RESEARCH MONOGRAPH · KDC-MN-378

Amphetamine

May 9, 2026 Kodiac biolabs Research Revised May 30, 2026 3 min read

Plain-language summary Intrigue 75 / 100

Amphetamine is the prototype phenethylamine stimulant and the foundational compound for an entire pharmacological class. First synthesized in 1887 and developed clinically as Benzedrine in the 1930s, it works by reversing the transporters that normally pull dopamine, norepinephrine, and serotonin out of the synapse. Instead of inhibiting reuptake, it forces these neurotransmitters to flow outward, raising synaptic levels. Sold as Adderall (mixed salts), Dexedrine, and Evekeo for ADHD and narcolepsy. The two enantiomers behave differently: d-amphetamine is more dopaminergic and CNS-focused, l-amphetamine has stronger peripheral norepinephrine effects. Schedule II in the US with significant abuse potential. The canonical monoamine releaser in pharmacology research and a reference point for nearly every later phenethylamine. Not stocked by Kodiac. This monograph is provided for research and educational reference.

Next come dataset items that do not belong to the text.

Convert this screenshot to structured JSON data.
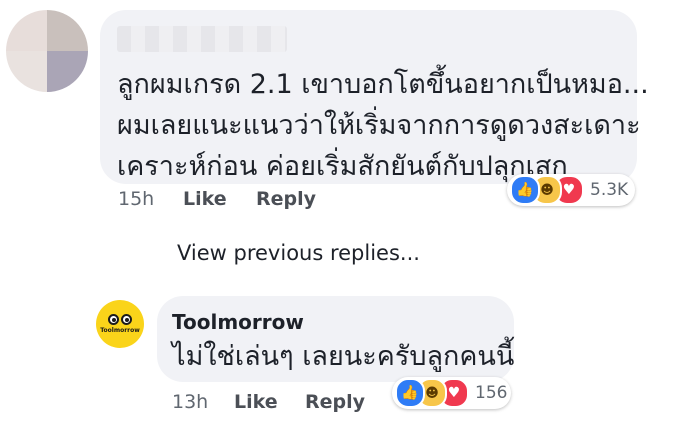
{
  "comment": {
    "text_lines": [
      "ลูกผมเกรด 2.1 เขาบอกโตขึ้นอยากเป็นหมอ...",
      "ผมเลยแนะแนวว่าให้เริ่มจากการดูดวงสะเดาะ",
      "เคราะห์ก่อน ค่อยเริ่มสักยันต์กับปลุกเสก"
    ],
    "time": "15h",
    "like_label": "Like",
    "reply_label": "Reply",
    "reaction_count": "5.3K"
  },
  "view_previous": "View previous replies...",
  "reply": {
    "author": "Toolmorrow",
    "avatar_text": "Toolmorrow",
    "text": "ไม่ใช่เล่นๆ เลยนะครับลูกคนนี้",
    "time": "13h",
    "like_label": "Like",
    "reply_label": "Reply",
    "reaction_count": "156"
  },
  "reaction_icons": [
    "like-icon",
    "haha-icon",
    "love-icon"
  ],
  "colors": {
    "bubble": "#f1f2f6",
    "like": "#2f7cf6",
    "haha": "#f7c64a",
    "love": "#f0394f",
    "avatar_yellow": "#fad41a"
  }
}
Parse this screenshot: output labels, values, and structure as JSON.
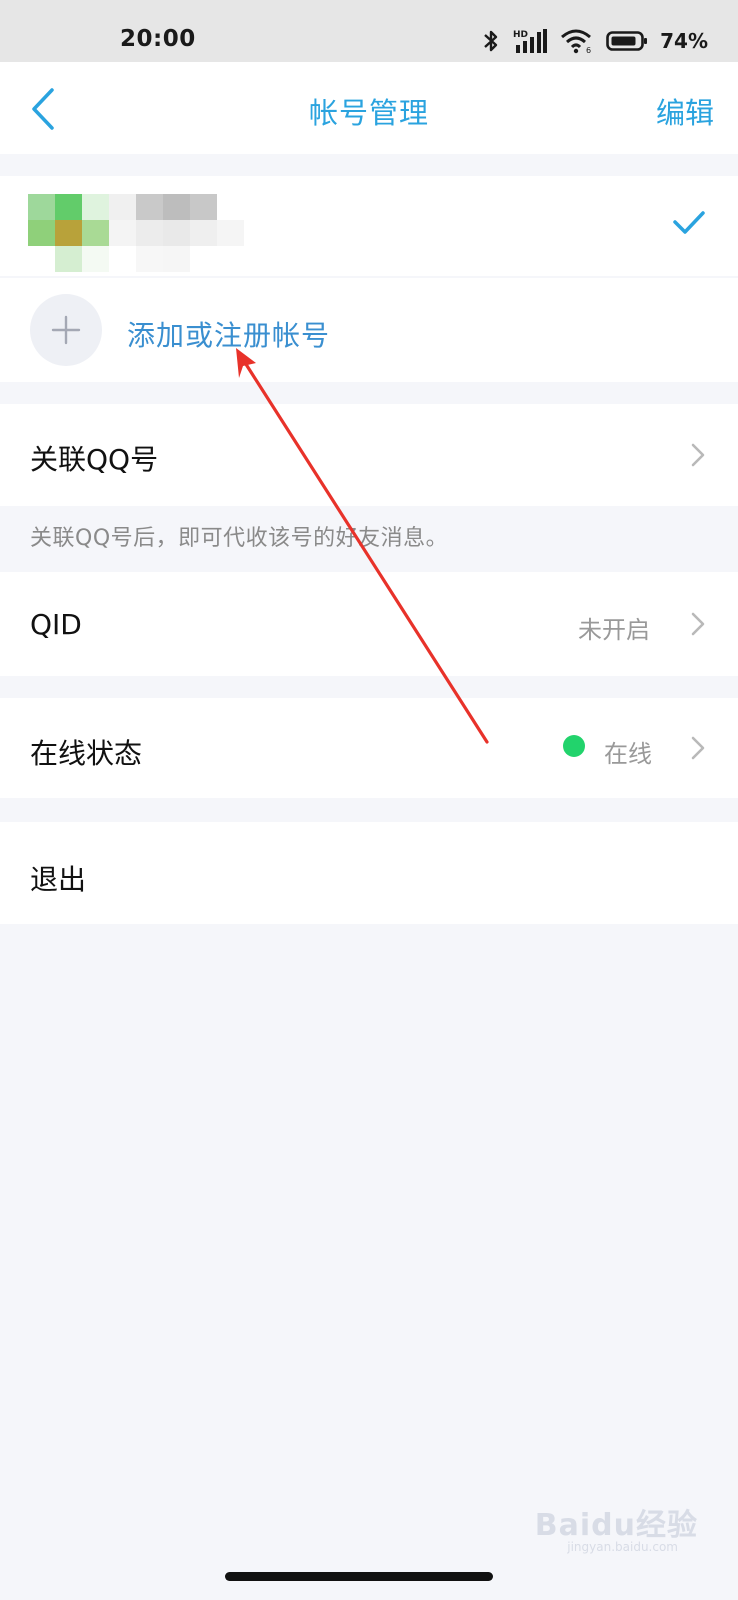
{
  "status_bar": {
    "time": "20:00",
    "battery_percent": "74%",
    "icons": [
      "bluetooth-icon",
      "signal-icon",
      "wifi-icon",
      "battery-icon"
    ]
  },
  "nav": {
    "title": "帐号管理",
    "edit_label": "编辑",
    "back_icon": "chevron-left-icon"
  },
  "account": {
    "selected": true,
    "check_icon": "check-icon"
  },
  "add_account": {
    "label": "添加或注册帐号",
    "icon": "plus-icon"
  },
  "rows": {
    "link_qq": {
      "label": "关联QQ号"
    },
    "link_qq_hint": "关联QQ号后，即可代收该号的好友消息。",
    "qid": {
      "label": "QID",
      "value": "未开启"
    },
    "online_status": {
      "label": "在线状态",
      "value": "在线"
    },
    "logout": {
      "label": "退出"
    }
  },
  "watermark": {
    "main": "Baidu经验",
    "sub": "jingyan.baidu.com"
  },
  "colors": {
    "accent": "#2aa3df",
    "link": "#3a8fd0",
    "online": "#22d36c",
    "background": "#f5f6fa",
    "annotation_arrow": "#e8322a"
  }
}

Intrigue 0–100 blends mechanism novelty, evidence strength, and translational potential. Kodiac editorial, not peer-reviewed.

Phenethylamine monoamine releaser

The prototype phenethylamine stimulant; a monoamine releaser used in ADHD and narcolepsy and the foundation of an entire pharmacological class.

Abstract

Amphetamine ((R/S)-1-phenylpropan-2-amine; CAS 300-62-9; molecular formula C9H13N; molecular weight 135.21) is the prototype phenethylamine stimulant, first synthesized in 1887 by Edeleanu and clinically developed in the 1930s as Benzedrine. Mechanism: reversal of vesicular monoamine transporter 2 (VMAT2) and plasma membrane dopamine, norepinephrine, and serotonin transporters (DAT, NET, SERT), producing transporter-mediated efflux (release) rather than reuptake inhibition; the result is increased synaptic dopamine and norepinephrine concentrations. Secondary effects include MAO inhibition and TAAR1 agonism. The two enantiomers have differing pharmacology: d-amphetamine is more dopaminergic; l-amphetamine has greater peripheral noradrenergic activity. Approved indications: ADHD, narcolepsy, exogenous obesity (rare). Marketed as Adderall (mixed salts), Dexedrine (d-amphetamine), Evekeo (racemic). Plasma half-life is 9 to 14 hours. Schedule II in the US under the CSA. Used as the canonical monoamine releaser in pharmacology and the foundation for the broader phenethylamine class.

Mechanism of action

Reverses VMAT2, DAT, NET, SERT to produce transporter-mediated monoamine release. Secondary MAO inhibition and TAAR1 agonism. d-enantiomer more dopaminergic; l-enantiomer more noradrenergic.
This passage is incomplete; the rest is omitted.